Par ailleurs, ces soi-disant lettres ne constituent pas une tentative de règlement amiable au sens du code de procédure civile et la demande de dommages et intérêts dans son quantum, démontre la volonté du syndicat des copropriétaires de s’affranchir de toute conciliation, puisque l’assignation à l’encontre des mêmes parties pour un montant supérieur à 5000 €, ne contient pas de demande de dommages et intérêts.
Cette demande doit être rejetée.
Sur les frais accessoires
M. [O] [Z] et Mme [G] [Z], qui perdent le procès, supporteront solidairement les dépens, avec application des dispositions de l’article 10-1 de la loi du 10 juillet 1965.

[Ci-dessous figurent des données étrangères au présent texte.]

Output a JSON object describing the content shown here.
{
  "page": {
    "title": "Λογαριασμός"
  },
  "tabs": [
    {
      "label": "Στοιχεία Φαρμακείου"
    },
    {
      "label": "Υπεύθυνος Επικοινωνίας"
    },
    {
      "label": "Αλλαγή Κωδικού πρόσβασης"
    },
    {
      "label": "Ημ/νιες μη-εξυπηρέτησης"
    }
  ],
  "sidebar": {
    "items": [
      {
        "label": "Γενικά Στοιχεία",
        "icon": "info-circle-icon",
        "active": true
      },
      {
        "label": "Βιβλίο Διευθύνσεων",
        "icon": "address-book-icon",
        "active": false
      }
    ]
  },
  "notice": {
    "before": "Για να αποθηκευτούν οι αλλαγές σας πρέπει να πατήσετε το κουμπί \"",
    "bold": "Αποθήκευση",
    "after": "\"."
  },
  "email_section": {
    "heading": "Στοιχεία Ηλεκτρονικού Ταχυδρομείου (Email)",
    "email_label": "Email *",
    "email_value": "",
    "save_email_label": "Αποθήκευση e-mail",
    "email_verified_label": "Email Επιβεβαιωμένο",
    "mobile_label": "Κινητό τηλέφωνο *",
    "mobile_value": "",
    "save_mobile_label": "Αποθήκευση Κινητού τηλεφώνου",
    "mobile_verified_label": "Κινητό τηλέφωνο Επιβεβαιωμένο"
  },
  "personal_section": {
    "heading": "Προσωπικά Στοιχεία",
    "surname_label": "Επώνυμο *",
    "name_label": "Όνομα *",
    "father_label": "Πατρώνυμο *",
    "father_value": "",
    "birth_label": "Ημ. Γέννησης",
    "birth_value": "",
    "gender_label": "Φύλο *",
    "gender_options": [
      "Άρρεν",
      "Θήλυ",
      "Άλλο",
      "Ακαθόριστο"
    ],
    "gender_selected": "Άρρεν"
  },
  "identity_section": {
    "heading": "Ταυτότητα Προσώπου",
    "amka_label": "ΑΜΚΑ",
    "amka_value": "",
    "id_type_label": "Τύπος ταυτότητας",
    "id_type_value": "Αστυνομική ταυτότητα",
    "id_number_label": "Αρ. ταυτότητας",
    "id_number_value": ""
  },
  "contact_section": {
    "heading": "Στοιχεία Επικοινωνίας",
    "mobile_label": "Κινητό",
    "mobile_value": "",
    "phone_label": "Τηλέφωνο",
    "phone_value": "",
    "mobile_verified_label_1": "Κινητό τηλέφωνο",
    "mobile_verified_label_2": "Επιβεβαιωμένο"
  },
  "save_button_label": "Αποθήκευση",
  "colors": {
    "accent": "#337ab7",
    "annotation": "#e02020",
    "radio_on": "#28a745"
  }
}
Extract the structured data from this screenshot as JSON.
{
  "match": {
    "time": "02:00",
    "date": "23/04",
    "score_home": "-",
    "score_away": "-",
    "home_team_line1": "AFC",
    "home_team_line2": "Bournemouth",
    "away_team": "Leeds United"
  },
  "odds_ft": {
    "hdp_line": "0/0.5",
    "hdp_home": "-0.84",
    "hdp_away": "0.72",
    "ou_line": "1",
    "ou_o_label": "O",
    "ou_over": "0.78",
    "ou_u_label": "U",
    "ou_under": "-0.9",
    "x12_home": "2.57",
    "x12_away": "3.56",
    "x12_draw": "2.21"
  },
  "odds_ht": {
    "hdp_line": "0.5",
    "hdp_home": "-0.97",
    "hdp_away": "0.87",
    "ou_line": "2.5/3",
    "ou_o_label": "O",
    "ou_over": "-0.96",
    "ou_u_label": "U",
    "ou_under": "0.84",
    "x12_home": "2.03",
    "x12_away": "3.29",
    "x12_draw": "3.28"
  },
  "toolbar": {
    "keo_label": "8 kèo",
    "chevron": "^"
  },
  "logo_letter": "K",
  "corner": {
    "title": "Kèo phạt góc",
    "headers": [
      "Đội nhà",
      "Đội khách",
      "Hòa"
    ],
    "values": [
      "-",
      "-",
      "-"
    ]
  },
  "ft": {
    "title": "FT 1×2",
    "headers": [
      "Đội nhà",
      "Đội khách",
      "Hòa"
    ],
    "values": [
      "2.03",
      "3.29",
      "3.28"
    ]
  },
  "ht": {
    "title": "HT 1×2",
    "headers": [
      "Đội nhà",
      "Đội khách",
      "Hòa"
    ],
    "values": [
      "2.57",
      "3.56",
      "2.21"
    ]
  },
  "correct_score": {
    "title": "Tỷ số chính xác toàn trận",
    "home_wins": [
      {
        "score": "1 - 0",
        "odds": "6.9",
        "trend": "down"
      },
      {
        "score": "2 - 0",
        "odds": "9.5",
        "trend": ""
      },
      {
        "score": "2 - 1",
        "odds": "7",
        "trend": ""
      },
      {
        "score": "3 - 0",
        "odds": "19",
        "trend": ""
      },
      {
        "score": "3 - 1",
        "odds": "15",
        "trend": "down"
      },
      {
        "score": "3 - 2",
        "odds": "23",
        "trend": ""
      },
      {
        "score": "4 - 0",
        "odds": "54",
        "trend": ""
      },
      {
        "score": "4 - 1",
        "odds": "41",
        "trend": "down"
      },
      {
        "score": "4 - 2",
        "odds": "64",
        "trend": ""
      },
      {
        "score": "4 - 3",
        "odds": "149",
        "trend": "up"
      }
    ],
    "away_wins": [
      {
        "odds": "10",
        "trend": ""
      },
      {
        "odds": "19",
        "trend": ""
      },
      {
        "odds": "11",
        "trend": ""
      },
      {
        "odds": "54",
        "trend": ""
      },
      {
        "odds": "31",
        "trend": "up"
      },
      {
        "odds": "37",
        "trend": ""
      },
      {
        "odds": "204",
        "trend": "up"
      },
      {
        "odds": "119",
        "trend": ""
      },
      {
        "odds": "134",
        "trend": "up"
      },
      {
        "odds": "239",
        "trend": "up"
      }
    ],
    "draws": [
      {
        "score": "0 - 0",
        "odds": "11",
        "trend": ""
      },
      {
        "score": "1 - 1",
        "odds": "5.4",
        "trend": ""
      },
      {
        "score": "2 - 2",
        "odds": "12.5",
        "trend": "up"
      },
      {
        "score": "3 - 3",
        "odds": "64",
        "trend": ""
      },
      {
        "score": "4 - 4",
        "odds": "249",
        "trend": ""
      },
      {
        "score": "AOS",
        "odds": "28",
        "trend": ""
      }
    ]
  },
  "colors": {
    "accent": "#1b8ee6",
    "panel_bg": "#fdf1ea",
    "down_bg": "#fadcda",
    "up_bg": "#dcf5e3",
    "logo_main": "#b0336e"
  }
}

Enfin, il serait inéquitable de laisser à la charge du syndicat des copropriétaires les sommes exposées par lui dans la présente instance et non comprises dans les dépens. Il convient donc de condamner solidairement M. [O] [Z] et Mme [G] [Z] à lui verser la somme de 400 € au titre des dispositions de l’article 700 du code de procédure civile.
PAR CES MOTIFS :
Le Tribunal, statuant publiquement, par jugement réputé contradictoire et en premier ressort, exécutoire par provision,
CONDAMNE solidairement M. [O] [Z] et Mme [G] [Z] à payer au syndicat des copropriétaires de l’immeuble [Adresse 9], représenté par son syndic, la SAS GIGNOUX LEMAIRE, la somme de 3 846,67 € au titre de l’arriéré des charges et des provisions devenues exigibles selon décompte au 29 avril 2025 avec intérêts au taux légal à compter du 4 avril 2025 ;
DIT que M. [O] [Z] et Mme [G] [Z] pourront solidairement s’acquitter de la dette par des versements mensuels de 385 euros le 5 de chaque mois pendant 10 mois, le premier versement devant intervenir dans le mois de la signification du présent jugement, le dernier versement étant ajusté au solde de la dette ;
DIT qu’à défaut du versement d’un seul de ces acomptes à son échéance, le solde de la dette deviendra immédiatement exigible dans sa totalité sans mise en demeure préalable ;
DIT que toute indemnité devenue exigible et non payée à terme produira des intérêts au taux légal à compter du 6 de chaque mois ;
CONDAMNE solidairement M. [O] [Z] et Mme [G] [Z] à payer au syndicat des copropriétaires de l’immeuble [Adresse 9], représenté par son syndic, la SAS GIGNOUX LEMAIRE, la somme de 400 € au titre des dispositions de l’article 700 du code de procédure civile ;
REJETTE toutes les autres demandes ;
CONDAMNE in solidum M. [O] [Z] et Mme [G] [Z] aux dépens avec application de l’article 10-1 de la loi du 10 juillet 1965.
AINSI JUGÉ ET PRONONCÉ PAR MISE À DISPOSITION AU GREFFE DE LA JURIDICTION LE 03 JUILLET 2025, LES PARTIES EN AYANT ÉTÉ AVISÉES CONFORMÉMENT AU DEUXIEME ALINEA DE L’ARTICLE 450 DU CODE DE PROCÉDURE CIVILE.